Selon une source proche de la ministre, ayant requis l’anonymat, Grâce Kutino ne peut, « ni de près ni de loin », apporter son soutien à son ancienne autorité morale. La plus jeune ministre du gouvernement Suminwa II se dit ainsi pas disposée à suivre celui qui, selon son entourage, a pourtant largement bénéficié du régime du président Félix Tshisekedi.

« On peut être présentée par son autorité morale pour intégrer le gouvernement, mais une fois que le Chef de l’État valide votre candidature, il devient d’office votre première autorité morale, à laquelle vous devez obéissance dans l’intérêt supérieur de la nation », explique ce proche de la ministre.
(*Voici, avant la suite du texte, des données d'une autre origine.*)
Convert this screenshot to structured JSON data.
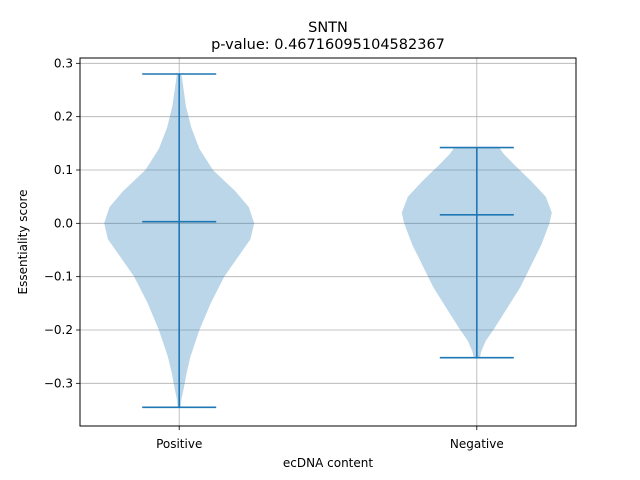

Président et autorité morale du regroupement politique Réveil Populaire (REPOP), une plateforme lancée en juin 2023 et regroupant quelques partis et personnalités politiques, Claude Ibalanky s’était initialement aligné derrière la candidature de Félix Tshisekedi pour un second mandat, obtenu à l’issue de la présidentielle de décembre 2023.

Toutefois, son rapprochement avec l’Alliance Fleuve Congo/M23 (AFC/M23) laisse entrevoir un possible changement ou repositionnement politique, même s’il affirme ne pas avoir officiellement adhéré au mouvement rebelle.